Il est fait exception à l'application de la théorie de la double pertinence – et au renvoi de l'administration des preuves sur les faits doublement pertinents à la phase du procès au fond – en cas d'abus de droit de la part du demandeur, par exemple lorsque la demande est présentée sous une forme destinée à en déguiser la nature véritable, lorsque les allégués sont manifestement faux (ATF 136 III 486; ATF 137 III 32 et les arrêts cités) ou encore lorsque, au regard des allégués, il apparaît exclu de retenir la qualification du contrat ou de l'objet du litige tel que proposé par le demandeur, car la règle de for serait éludée. Dans ces cas, qui visent tous des situations d'abus, la partie adverse doit être protégée contre une tentative abusive du demandeur de l'attraire au for de son choix (arrêt du TF du 10.12.2014 [4A_28/2014]). L'exigence d’une « certaine vraisemblance », selon le libellé de quelques arrêts du Tribunal fédéral, ne fait référence qu’à des hypothèses exceptionnelles où la thèse de la demande apparaît d’emblée spécieuse ou incohérente ou, sinon, se trouve réfutée immédiatement et sans équivoque par la réponse et les documents de la partie défenderesse. Il demeure donc que même au stade de la simple vraisemblance, la preuve des faits doublement pertinents n’est pas requise au stade d’une décision séparée sur la pertinence (ATF 136 III 486; arrêt du TF du 07.03.2012 [4A_630/2011]). La théorie de la double pertinence n'entre en outre en ligne de compte ni lorsque la compétence d'un tribunal arbitral est contestée (devant celui-ci), car il est exclu de contraindre une partie à souffrir qu'un tel tribunal se prononce sur des droits et obligations litigieux s'ils ne sont pas couverts par une convention d'arbitrage valable, ni lorsque la question de l'immunité de juridiction est invoquée par un Etat (ATF 131 III 153 ; ATF 124 III 382).
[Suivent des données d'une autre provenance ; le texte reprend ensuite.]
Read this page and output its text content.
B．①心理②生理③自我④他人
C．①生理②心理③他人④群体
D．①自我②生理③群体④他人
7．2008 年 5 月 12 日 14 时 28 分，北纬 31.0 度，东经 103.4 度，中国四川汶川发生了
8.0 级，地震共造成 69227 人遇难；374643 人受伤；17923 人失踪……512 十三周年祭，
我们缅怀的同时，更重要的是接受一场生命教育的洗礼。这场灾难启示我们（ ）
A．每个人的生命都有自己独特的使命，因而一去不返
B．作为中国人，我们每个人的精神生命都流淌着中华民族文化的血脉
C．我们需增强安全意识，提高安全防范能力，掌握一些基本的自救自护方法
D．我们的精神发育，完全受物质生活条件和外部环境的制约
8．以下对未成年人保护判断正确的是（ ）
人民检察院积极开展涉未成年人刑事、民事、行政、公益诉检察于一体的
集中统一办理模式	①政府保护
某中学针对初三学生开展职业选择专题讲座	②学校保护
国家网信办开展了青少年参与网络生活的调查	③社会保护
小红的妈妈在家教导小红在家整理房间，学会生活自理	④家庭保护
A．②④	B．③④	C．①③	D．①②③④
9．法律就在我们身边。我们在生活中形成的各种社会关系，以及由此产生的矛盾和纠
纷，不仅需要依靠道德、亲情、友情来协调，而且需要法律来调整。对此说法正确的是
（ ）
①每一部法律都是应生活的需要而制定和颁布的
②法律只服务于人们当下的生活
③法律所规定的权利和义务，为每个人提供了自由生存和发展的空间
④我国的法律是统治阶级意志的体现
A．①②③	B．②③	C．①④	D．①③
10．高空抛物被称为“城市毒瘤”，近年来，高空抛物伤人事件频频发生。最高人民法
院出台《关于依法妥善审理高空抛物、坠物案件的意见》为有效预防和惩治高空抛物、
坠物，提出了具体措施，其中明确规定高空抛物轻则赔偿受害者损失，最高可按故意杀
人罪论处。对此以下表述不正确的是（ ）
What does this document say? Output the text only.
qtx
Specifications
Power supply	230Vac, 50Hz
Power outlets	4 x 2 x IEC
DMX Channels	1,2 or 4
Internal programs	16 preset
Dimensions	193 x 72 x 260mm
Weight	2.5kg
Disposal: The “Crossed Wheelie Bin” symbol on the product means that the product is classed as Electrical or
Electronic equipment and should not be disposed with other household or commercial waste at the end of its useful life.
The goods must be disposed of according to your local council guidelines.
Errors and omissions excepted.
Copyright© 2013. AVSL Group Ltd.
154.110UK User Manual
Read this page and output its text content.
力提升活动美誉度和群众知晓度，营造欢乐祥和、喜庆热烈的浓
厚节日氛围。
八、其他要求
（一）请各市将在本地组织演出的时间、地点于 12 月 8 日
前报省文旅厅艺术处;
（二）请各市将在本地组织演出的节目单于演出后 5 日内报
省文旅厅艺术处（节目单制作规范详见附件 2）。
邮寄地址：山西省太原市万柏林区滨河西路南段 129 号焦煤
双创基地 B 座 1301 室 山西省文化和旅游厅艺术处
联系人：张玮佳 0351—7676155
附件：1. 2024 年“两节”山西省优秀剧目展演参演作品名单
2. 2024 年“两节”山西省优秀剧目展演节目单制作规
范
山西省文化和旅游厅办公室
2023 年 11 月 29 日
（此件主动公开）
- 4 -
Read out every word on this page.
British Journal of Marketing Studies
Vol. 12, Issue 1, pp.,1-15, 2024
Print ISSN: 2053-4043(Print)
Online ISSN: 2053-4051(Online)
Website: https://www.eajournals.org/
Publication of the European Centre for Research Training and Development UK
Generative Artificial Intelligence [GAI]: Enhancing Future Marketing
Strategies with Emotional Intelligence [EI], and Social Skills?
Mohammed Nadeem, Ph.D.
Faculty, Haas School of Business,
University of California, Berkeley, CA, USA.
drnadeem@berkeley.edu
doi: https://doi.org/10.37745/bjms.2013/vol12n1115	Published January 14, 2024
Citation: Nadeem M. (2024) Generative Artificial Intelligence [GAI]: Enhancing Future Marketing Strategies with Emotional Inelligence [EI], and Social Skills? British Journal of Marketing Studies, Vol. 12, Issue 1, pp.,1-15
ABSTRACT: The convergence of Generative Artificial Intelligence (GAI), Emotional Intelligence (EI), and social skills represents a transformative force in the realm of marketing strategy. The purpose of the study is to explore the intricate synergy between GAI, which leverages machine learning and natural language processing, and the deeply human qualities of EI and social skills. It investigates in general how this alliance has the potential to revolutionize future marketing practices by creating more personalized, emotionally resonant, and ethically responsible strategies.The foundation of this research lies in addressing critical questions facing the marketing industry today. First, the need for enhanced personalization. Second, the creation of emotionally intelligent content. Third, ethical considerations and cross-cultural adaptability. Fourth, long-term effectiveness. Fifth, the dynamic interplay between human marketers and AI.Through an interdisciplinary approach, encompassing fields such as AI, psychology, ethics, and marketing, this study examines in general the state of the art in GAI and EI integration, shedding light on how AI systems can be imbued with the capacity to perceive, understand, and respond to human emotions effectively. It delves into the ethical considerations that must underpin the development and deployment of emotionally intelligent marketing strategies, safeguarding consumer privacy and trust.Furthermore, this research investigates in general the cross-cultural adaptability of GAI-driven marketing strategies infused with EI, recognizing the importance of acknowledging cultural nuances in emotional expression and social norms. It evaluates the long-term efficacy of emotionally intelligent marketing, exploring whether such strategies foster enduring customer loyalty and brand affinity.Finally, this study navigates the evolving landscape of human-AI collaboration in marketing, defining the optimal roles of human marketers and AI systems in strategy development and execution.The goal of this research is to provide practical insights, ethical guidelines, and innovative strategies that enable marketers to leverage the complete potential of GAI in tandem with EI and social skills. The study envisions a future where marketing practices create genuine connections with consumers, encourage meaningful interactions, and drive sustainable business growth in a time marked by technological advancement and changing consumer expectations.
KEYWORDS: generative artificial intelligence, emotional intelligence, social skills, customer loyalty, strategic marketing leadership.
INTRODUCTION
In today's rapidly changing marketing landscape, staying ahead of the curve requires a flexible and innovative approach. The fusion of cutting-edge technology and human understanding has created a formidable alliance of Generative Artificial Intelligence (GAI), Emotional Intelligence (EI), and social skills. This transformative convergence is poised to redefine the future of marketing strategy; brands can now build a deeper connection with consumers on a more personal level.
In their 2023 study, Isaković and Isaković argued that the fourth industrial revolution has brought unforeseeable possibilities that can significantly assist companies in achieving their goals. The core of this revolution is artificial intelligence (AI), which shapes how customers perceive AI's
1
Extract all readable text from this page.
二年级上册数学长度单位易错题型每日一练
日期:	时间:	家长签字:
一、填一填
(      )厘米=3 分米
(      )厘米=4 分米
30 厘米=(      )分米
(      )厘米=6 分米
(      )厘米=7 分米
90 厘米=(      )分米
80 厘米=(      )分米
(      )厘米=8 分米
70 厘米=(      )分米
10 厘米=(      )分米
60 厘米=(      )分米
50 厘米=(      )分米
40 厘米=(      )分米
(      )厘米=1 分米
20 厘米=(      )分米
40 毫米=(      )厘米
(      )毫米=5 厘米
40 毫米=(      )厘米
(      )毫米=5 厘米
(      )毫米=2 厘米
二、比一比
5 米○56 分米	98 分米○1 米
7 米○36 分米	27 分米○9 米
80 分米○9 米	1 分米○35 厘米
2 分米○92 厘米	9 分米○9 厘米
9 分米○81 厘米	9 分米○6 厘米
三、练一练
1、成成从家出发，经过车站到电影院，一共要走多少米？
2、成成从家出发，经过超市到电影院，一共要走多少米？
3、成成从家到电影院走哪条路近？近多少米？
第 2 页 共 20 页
2.                            In casu, au vu des allégations, conclusions et motifs invoqués par le demandeur, l'existence d'un litige relevant de la propriété intellectuelle au sens de l'article 5 al. 1 let. a CPC (pour le contrat de licence de brevet: CR-PI Werra, n°7 ad art. 34 LBI; pour le contrat de licence de savoir-faire: Härtsch, Stämpflis Handkommentar, (ZPO), N.4 ad art. 5 CPC) ne saurait être exclue à ce stade. Il importe peu que, sur le fond, l'existence de contrats de licence de brevet ou de licence de savoir-faire entre les parties, ne s'impose pas à ce stade, même au degré de la vraisemblance. S'agissant de la légitimation passive du défendeur, qui est une question de fond (ATF 130 III 417; ATF 126 III 59), il est vrai qu'on peut sérieusement hésiter, même si le demandeur a allégué qu'il avait « donné » la société anonyme à son fils par la convention du 22 juin 1988, celui-ci étant aussi signataire de la convention du 17 décembre 2010 qui remplace et prive d'objet celle du 22 juin 1988 (art. 8 de la convention du 17 décembre 2010). La question peut cependant rester ouverte pour les motifs exposés ci-après. En ce qui concerne la légitimation passive de la défenderesse, il n'y a en revanche pas d'hésitation de ce type. Le demandeur allègue qu'il y avait eu des dépôts de brevets pour lesquels il figure comme inventeur (brevet européen du 21 octobre 1983, le titulaire étant A. SA : brevet américain litigieux du 16 avril 1991 n°[1111]); il a allégué, sans que cela n'apparaisse abusif, qu'il avait mis son savoir-faire à disposition de la défenderesse, y compris pour les autres brevets déposés au nom de celle-ci avec comme inventeur le défendeur. Même s'il a agi en conciliation dans un premier temps auprès de la juridiction ordinaire, peut-être en se fondant sur un contrat de travail, il n'y pas d'indice manifeste qu'il commettrait un abus de droit en saisissant désormais la Cour civile d'une demande fondée plutôt sur un droit de propriété intellectuelle (pour un exemple où l'abus de droit a été nié, cf. l'arrêt du TF du 26.06.2015 [4A_73/2015] ; cf. aussi l'arrêt du TF du 18.03.2015 [4A_522/2014] qui dit que le tribunal ne peut pas décliner sa compétence en qualifiant d'office un contrat de mandat en un contrat de travail du 18 mars 2015).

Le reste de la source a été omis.